What is this interaction? If the photon is completely absorbed isn't it photo-electric absorption? (See the $\tau / \rho$ part of the picture, the strongest interaction in the low-energy range). If the photon isn't completely absorbed (meaning it got annihilated but another weaker photon was created) it is supposed to be Compton scattering!
I'm missing something here: what happens for photons with energy of about 2-4 MeV? What is this Compton-absorption?
Thank you very much in advance!
Best Answer
Yes, this can be confusing. There is only one type of Compton scattering, but $\sigma_a$ and $\sigma_s$ parameterize how the energy of the primary photon is divided between the secondary Compton scattered photon and electron. You may want to look at the "Energy Absorption" section of Chapter 25 of Evans "The Atomic Nucleus", where this figure comes from (on page 717).
What is being plotted here are inverse attenuation lengths ($\lambda^{-1}$) normalized by the density ($\rho$) of the absorber, i.e. the left hand vertical axis is $1/(\lambda\rho)$. In the notation of Evans, $\sigma$ is the inverse attenuation length for Compton scattering. (This may confuse readers who immediately think "cross-section" when they see "$\sigma$".)
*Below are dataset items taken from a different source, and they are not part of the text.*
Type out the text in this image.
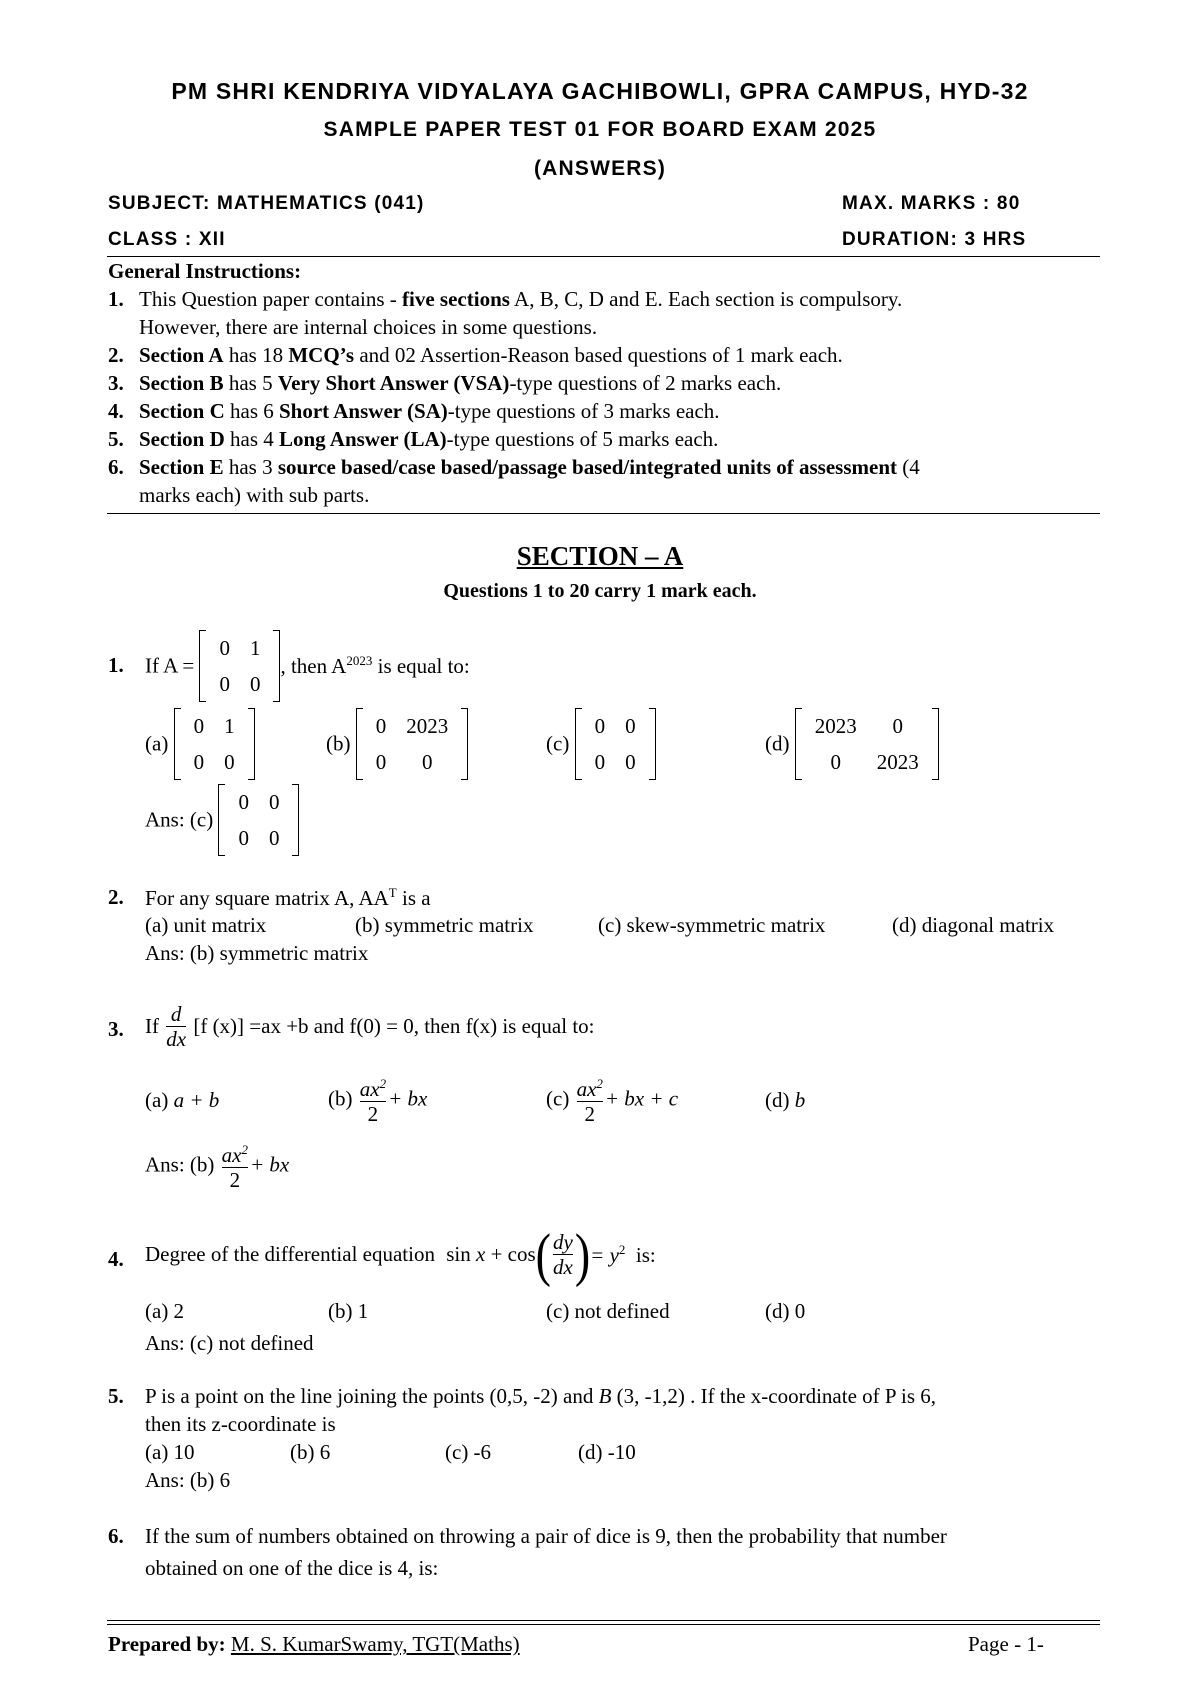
PM SHRI KENDRIYA VIDYALAYA GACHIBOWLI, GPRA CAMPUS, HYD-32
SAMPLE PAPER TEST 01 FOR BOARD EXAM 2025
(ANSWERS)
SUBJECT: MATHEMATICS (041)	MAX. MARKS : 80
CLASS : XII	DURATION: 3 HRS
General Instructions:
1. This Question paper contains - five sections A, B, C, D and E. Each section is compulsory.
However, there are internal choices in some questions.
2. Section A has 18 MCQ’s and 02 Assertion-Reason based questions of 1 mark each.
3. Section B has 5 Very Short Answer (VSA)-type questions of 2 marks each.
4. Section C has 6 Short Answer (SA)-type questions of 3 marks each.
5. Section D has 4 Long Answer (LA)-type questions of 5 marks each.
6. Section E has 3 source based/case based/passage based/integrated units of assessment (4
marks each) with sub parts.
SECTION – A
Questions 1 to 20 carry 1 mark each.
1. If A =
0	1
0	0
, then $A^{2023}$ is equal to:
(a)
0	1
0	0
(b)
0	2023
0	0
(c)
0	0
0	0
(d)
2023	0
0	2023
Ans: (c)
0	0
0	0
2. For any square matrix A, $AA^T$ is a
(a) unit matrix	(b) symmetric matrix	(c) skew-symmetric matrix	(d) diagonal matrix
Ans: (b) symmetric matrix
3. If $\frac{d}{dx} [f$ (x)] =ax +b and f(0) = 0, then f(x) is equal to:
(a) a + b	$(b) \frac{ax^2}{2}$ + bx	$(c) \frac{ax^2}{2}$ + bx + c	(d) b
Ans: $(b) \frac{ax^2}{2}$ + bx
4. Degree of the differential equation $\sin x + \cos( \frac{dy}{dx}$ )= $y^2$ is:
(a) 2	(b) 1	(c) not defined	(d) 0
Ans: (c) not defined
5. P is a point on the line joining the points (0,5, -2) and B (3, -1,2) . If the x-coordinate of P is 6,
then its z-coordinate is
(a) 10	(b) 6	(c) -6	(d) -10
Ans: (b) 6
6. If the sum of numbers obtained on throwing a pair of dice is 9, then the probability that number
obtained on one of the dice is 4, is:
Prepared by: M. S. KumarSwamy, TGT(Maths)	Page - 1-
If a beam of $n$ primary photons enter an absorber, the rate of primary photons Compton scattering along the path of the beam is $$\frac{dn}{dx} = n \sigma$$
For radiation protection or detector energy measurements, however, we are primarily interested in energy absorption. Quoting from Evans
The rate of energy loss from the primary beam is
$$\frac{dE}{dx} = h\nu \frac{dn}{dx} = h\nu\sigma$$
where $E=h\nu$ is the energy of each primary gamma. If $\bar{E}_e$ is the average energy of each Compton electron, the rate of energy absorption from the primary beam is
$$\frac{dE_a}{dx} = \bar{E}_e \frac{dn}{dx} = \bar{E}_e \sigma = h\nu \sigma_a$$
where we have defined the inverse energy absorption length $\sigma_a\equiv \sigma\bar{E}_e/h\nu$. Similarly, the rate at which energy is given to Compton scattered secondary photons is $$\frac{dE_s}{dx} = \bar{E}_s \frac{dn}{dx} = \bar{E}_s \sigma = h\nu \sigma_s$$
Note that for thick absorbers, these secondary photons may scatter again and deposit more or all of their energy in the absorber.
So the figure tells us that when low energy gammas Compton scatter, only a small fraction of their energy is deposited in the absorber. As the gamma energy increases, the rate of scattering decreases (i.e. the total inverse scattering length $\sigma$ gets smaller), but the fraction of the primary photon energy absorbed per scatter increases. Above $2$ MeV where $\sigma_a$ and $\sigma_s$ cross, a majority of the Compton scattered primary photon's energy is being absorbed.